Alcuni storici della medicina affermano che, lo studio delle precedenti pandemie, può aiutare, e anche migliorare, la nostra comprensione del contesto delle malattie infettive del XXI secolo.
Monica H.Green, una professoressa che insegna storia della medicina, ha affermato che anche l’analisi della prima pandemia di peste può aiutarci oggi a capire come si muovono queste patologie.
“Le malattie batteriche sono diverse dalle pandemie virali, ma si possono ancora riscontrare nella maggior parte della popolazione umana. In termini di attività, soprattutto per quanto riguarda i modi con cui si diffondevano e le reazioni degli esseri umani ad esse, lo studio delle antiche pestilenze può arricchire la nostra comprensione.”
Per concludere, noi del Giardino offriamo una prospettiva storica delle quattro pandemie del secolo scorso, evidenziando alcuni punti di confronto in termini di come pensiamo – e parliamo oggi – delle malattie.
1.Influenza spagnola (1918-1920)
L’influenza spagnola, ancora oggi, detiene il record di vittime, tanto da guadagnarsi il titolo di pandemia più devastante del secolo scorso.
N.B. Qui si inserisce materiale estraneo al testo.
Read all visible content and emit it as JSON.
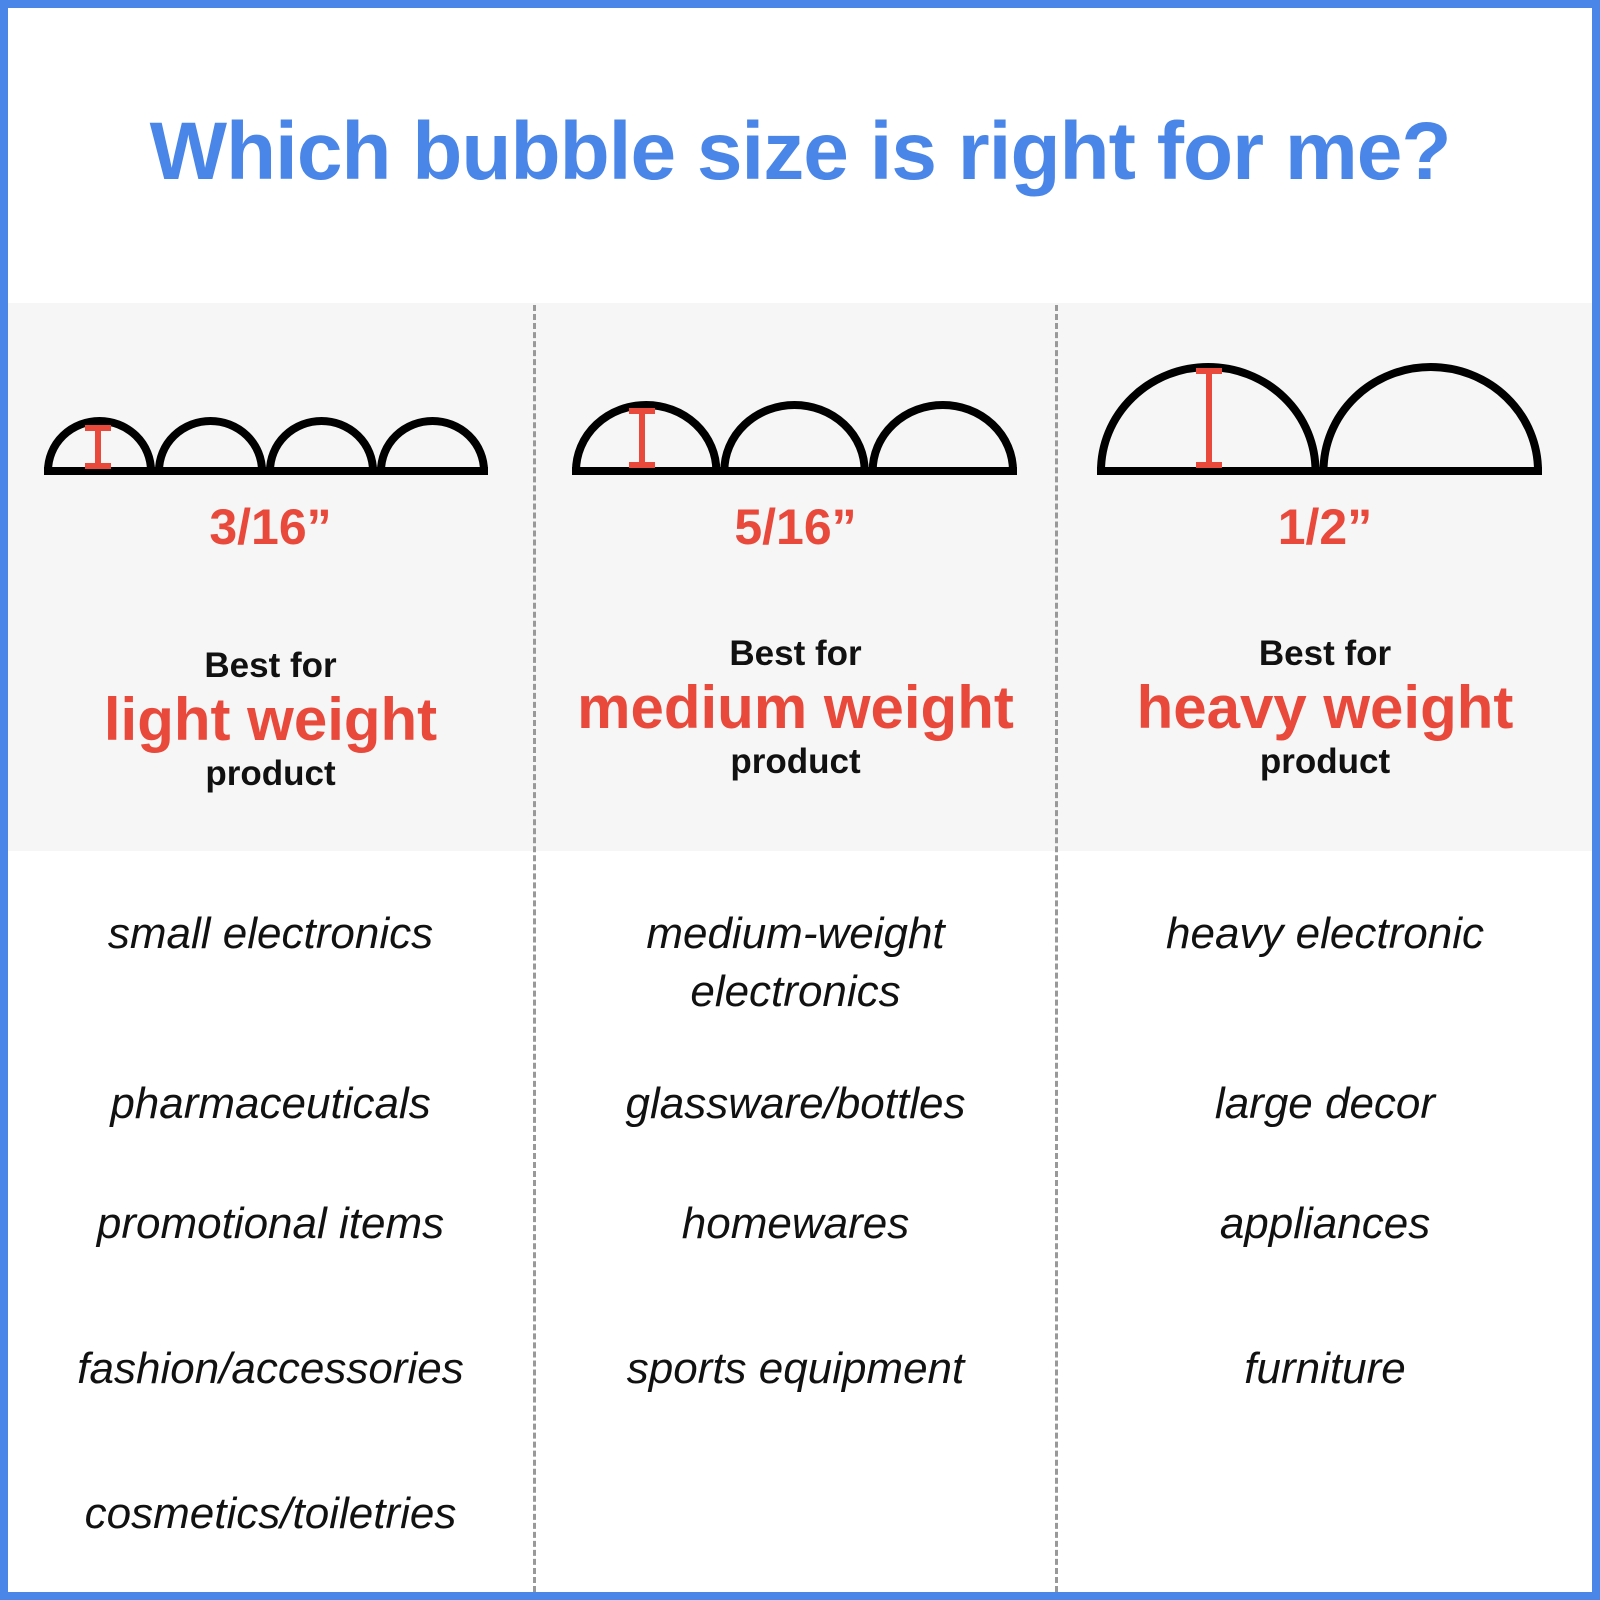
{
  "title": "Which bubble size is right for me?",
  "colors": {
    "accent_blue": "#4a86e8",
    "accent_red": "#e8493b",
    "band_gray": "#f6f6f6"
  },
  "columns": [
    {
      "bubble_count": 4,
      "size": "3/16”",
      "best_for": "Best for",
      "weight": "light weight",
      "product": "product",
      "items": [
        "small electronics",
        "pharmaceuticals",
        "promotional items",
        "fashion/accessories",
        "cosmetics/toiletries"
      ]
    },
    {
      "bubble_count": 3,
      "size": "5/16”",
      "best_for": "Best for",
      "weight": "medium weight",
      "product": "product",
      "items": [
        "medium-weight electronics",
        "glassware/bottles",
        "homewares",
        "sports equipment"
      ]
    },
    {
      "bubble_count": 2,
      "size": "1/2”",
      "best_for": "Best for",
      "weight": "heavy weight",
      "product": "product",
      "items": [
        "heavy electronic",
        "large decor",
        "appliances",
        "furniture"
      ]
    }
  ]
}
Secondo i dati in nostro possesso fece tra i 20 e i 50 milioni di morti.
Allora però, rispetto al passato, accadde già qualcosa di straordinario.
Le persone si misero in quarantena, furono costruiti ospedali di emergenza e si cominciò anche a discutere dell’utilità delle mascherine.
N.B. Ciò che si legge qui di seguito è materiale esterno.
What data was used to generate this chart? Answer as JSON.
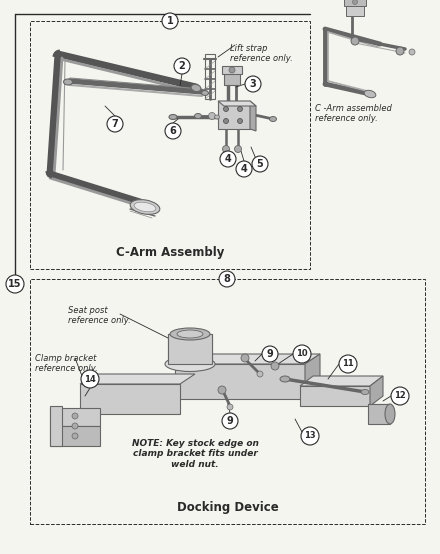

Una risposta alla protezione della salute pubblica che, guarda caso, nel 2020 abbiamo adottato anche con il nuovo Coronavirus.
2.HIV/AIDS (1981-oggi)
La pandemia di HIV/AIDS, iniziata negli anni Ottanta, fino ad oggi ha provocato la morte di 32 milioni di persone in tutto il mondo.
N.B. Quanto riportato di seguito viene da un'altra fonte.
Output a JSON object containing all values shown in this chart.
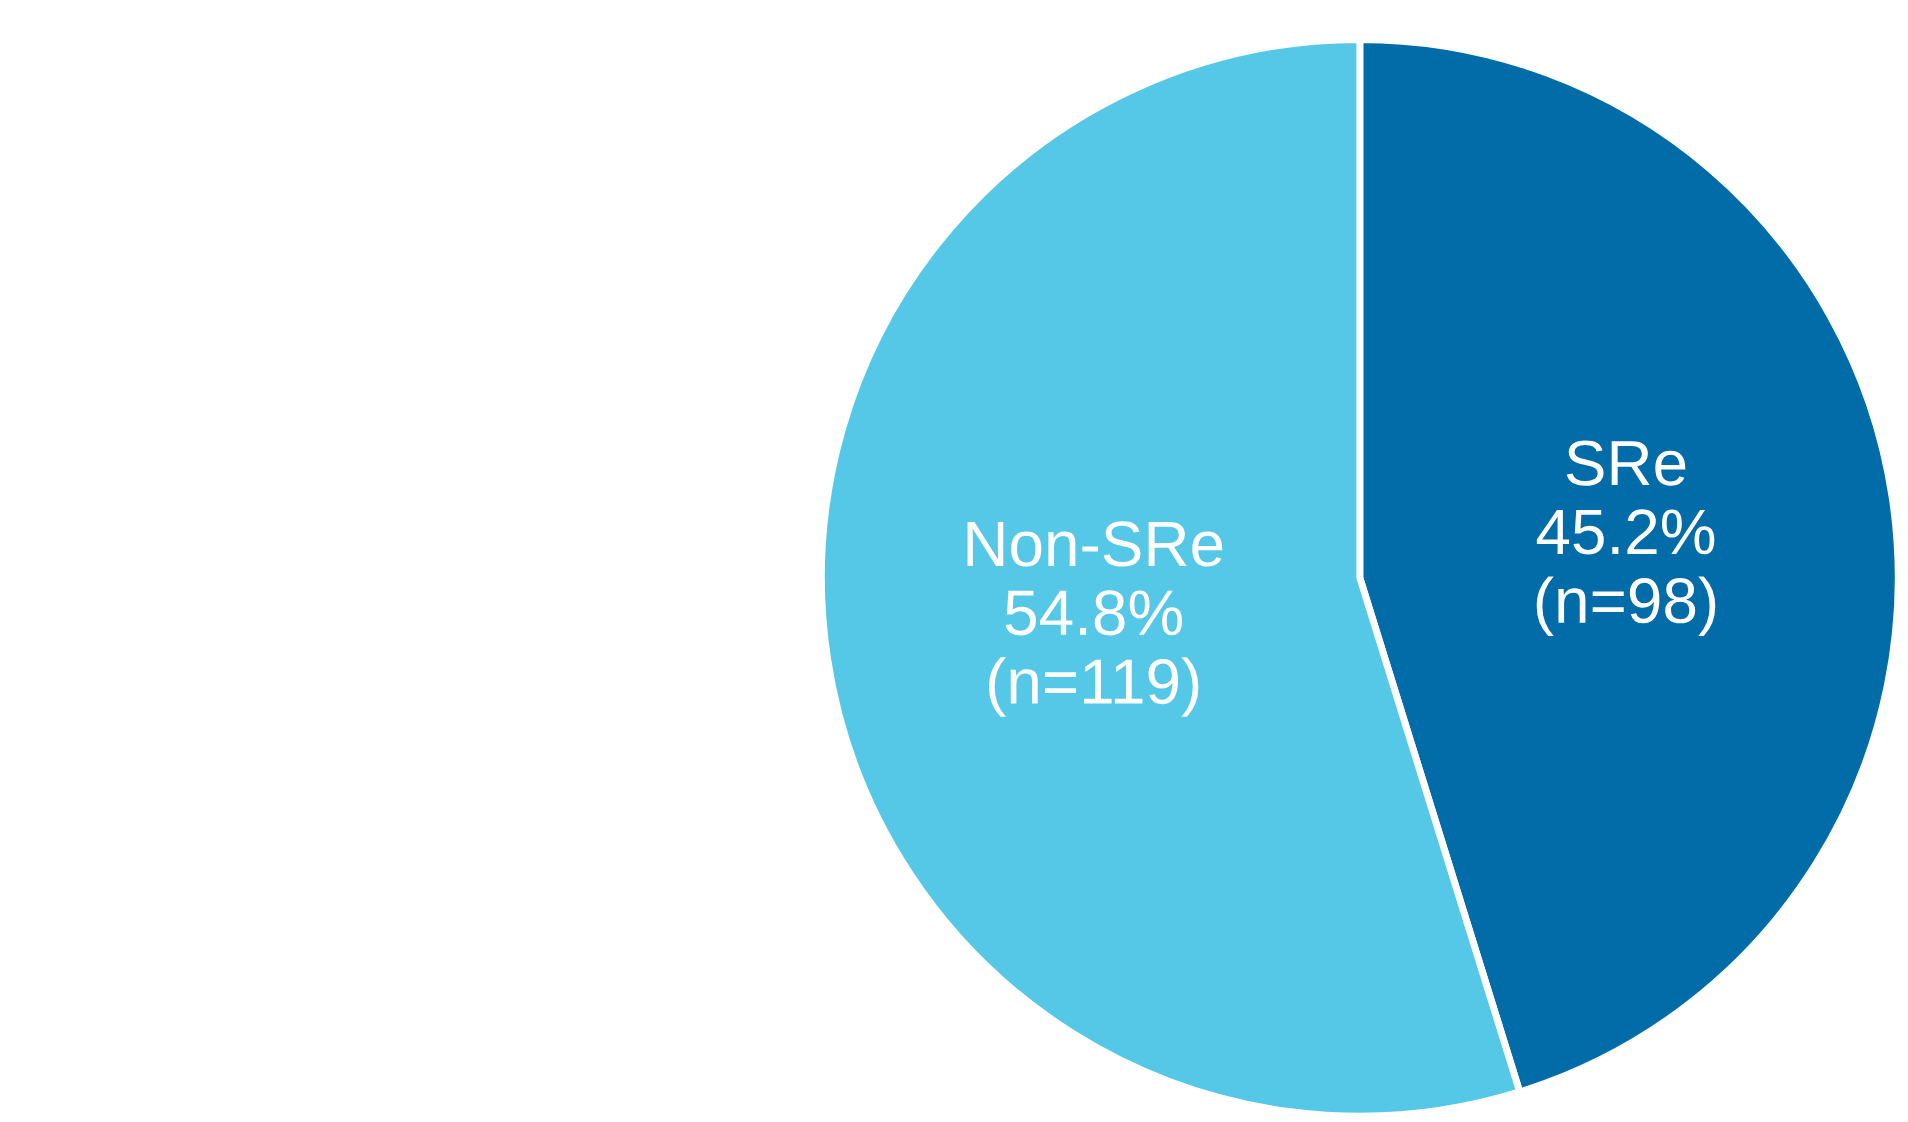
{
  "chart_data": {
    "type": "pie",
    "categories": [
      "SRe",
      "Non-SRe"
    ],
    "values": [
      45.2,
      54.8
    ],
    "value_labels": [
      "45.2%\n(n=98)",
      "54.8%\n(n=119)"
    ],
    "colors": [
      "#016ca8",
      "#55c8e8"
    ]
  }
}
La patologia non entrò subito nei radar dei medici: la sua invisibilità fu il risultato dei ben noti pregiudizi (esempio: che fosse una prerogativa dei tossicodipendenti o delle persone che avevano rapporti con le persone del loro stesso sesso) che insorsero molto presto riguardo a quelli che l’avevano contratta e come l’avevano contratta.
Oggi, complici anche le numerose campagne di sensibilizzazione in materia di rapporti protetti, la mortalità di questa malattia è gradualmente diminuita.
3.Influenza suina (2009-2010)
Durante la pandemia di influenza suina 18’500 decessi vennero registrati in laboratorio, ma i modelli statistici suggeriscono che la vera entità delle morti avrebbe potuto raggiungere anche le 570mila vittime.
Non era insolito, già dieci anni fa, che la retorica sull’influenza suina fosse più vicina a quella della sicurezza nazionale rispetto all’assistenza sanitaria.
Il linguaggio di preparazione e di sicurezza nazionale, messo in atto durante la Guerra Fredda, si applicava bene alle malattie infettive.
Nel contesto post 11 settembre 2001, non sorprende che questa lingua sia passata dalla metafora alla politica reale, in modo abbastanza esplicito, negli Stati Uniti, dove catastrofi naturali e malattie epidemiche sono state affidate al Dipartimento della Sicurezza Interna.
L’influenza suina, come oggi il Coronavirus, non era solo una minaccia alla sicurezza nazionale. Era un avversario ufficiale.
4.Coronavirus (2020)
Il nuovo Coronavirus, ad oggi (dati 30 aprile 2020), ha provocato 228mila morti in tutto il mondo e più di 3 milioni di casi confermati da gennaio 2020.
A differenza delle altre pandemie storiche, una delle cose più sorprendenti è stato il modo tempestivo con cui i piccoli stati hanno cominciato a prepararsi, e questo nonostante la patologia si trovasse, per il momento, confinata in Cina.
Merito della velocità delle comunicazioni sul movimento della malattia. Se pensiamo solo all’influenza spagnola, non è difficile capire che, nel 1918, le notizie viaggiavano molto più lentamente e che, di conseguenza, anche le risposte erano più lente.